Tropes used in The Alienist include:
  • Big Applesauce: Most of the novel takes place in New York City.
  • Call Forward: At the end of the affair, Teddy Roosevelt considers getting involved in national politics? Why, how preposterous!
  • Character Focus: The members of the investigative team split off either individually or in pairs to gather the information they need to find the killer.
  • Darkest Hour: Dr. Kreitzler leaves the team after the shooting at his home. This almost derails the investigation.
  • Did Not Do the Research: The characters travel to Sing Sing to meet and speak with Jesse Harding Pomeroy, a real-life serial killer...who spent his entire 40+-year term in prison in Massachusetts.
  • Everybody Smokes / Smoking Is Cool: A given, during the time the story was set. Even eleven-year-old Stevie lights up every other page.
  • Everyone Meets Everyone: At Delmonico's, no less.
  • Harmful to Minors: Very harmful to some minors.
  • The Heart: Mary Palmer. Oh oh oh, Mary Palmer.
  • Historical Domain Characters: Theodore Roosevelt and J.P. Morgan, for starters.
  • Heroic BSOD: Kreizler suffers this after Mary dies.
  • Ignored Expert: Dr. Laslow Kreitzler.
  • Injun Country: This is a significant idea that runs throughout the entire story.
  • Innocence Lost: For so many people in so many ways.
  • Locked Room Mystery: One of the "girls" disappears out of a third-story room with no fire escape.
  • Mr. Exposition: John Schuyler Moore
  • Pater Familicide: Some patients that Kreitzler sees early in the investigation fit this profile.
  • Ragtag Bunch of Misfits: A 19th-century psychologist, a drunk, the first woman to work for the NYPD, an 11-year-old ex-con, a gentle giant ex-con, two Jewish brothers who are cutting-edge detectives, and sometimes Theodore Roosevelt. Yup, ragtag.
  • Rape as Backstory: Mary chained her father to his bed and burned him alive, because he'd been sexually molesting her since she was a very small child. Since she suffered from a disorder that kept her from being able to speak in coherent sentences, she couldn't tell anyone about it.
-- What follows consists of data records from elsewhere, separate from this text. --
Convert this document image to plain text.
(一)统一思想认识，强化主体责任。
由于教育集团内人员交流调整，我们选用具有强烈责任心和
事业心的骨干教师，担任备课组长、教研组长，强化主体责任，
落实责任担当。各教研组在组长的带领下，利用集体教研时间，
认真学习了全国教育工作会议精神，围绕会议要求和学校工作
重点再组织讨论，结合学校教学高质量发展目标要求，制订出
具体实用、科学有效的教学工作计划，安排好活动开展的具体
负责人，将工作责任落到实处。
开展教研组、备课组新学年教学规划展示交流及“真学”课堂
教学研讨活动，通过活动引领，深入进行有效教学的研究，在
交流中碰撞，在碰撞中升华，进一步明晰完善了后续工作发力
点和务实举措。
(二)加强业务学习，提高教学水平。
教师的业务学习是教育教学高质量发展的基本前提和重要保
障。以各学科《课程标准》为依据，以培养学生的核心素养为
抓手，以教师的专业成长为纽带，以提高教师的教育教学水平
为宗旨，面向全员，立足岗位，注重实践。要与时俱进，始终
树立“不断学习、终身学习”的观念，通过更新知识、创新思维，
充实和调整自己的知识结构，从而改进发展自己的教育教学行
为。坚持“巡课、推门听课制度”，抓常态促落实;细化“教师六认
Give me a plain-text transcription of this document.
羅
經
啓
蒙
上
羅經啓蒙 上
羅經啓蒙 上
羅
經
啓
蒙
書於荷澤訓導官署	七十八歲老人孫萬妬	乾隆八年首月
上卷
  • Scary Black Man: Cyrus. Subverted in that he's really a gentle man by nature, even if he's a convicted murderer. (He killed a man in a jazz club who was beating a prostitute.)
  • Serial Killer
  • Street Urchin: Stevie "The Stevepipe" Taggart.
  • Too Good for This Sinful Earth: Mary
  • Troubling Unchildlike Behaviour: Lots and lots.
  • Turn in Your Badge: The Isaacsons take a "special assignment" leave of absence from the NYPD to work with the team.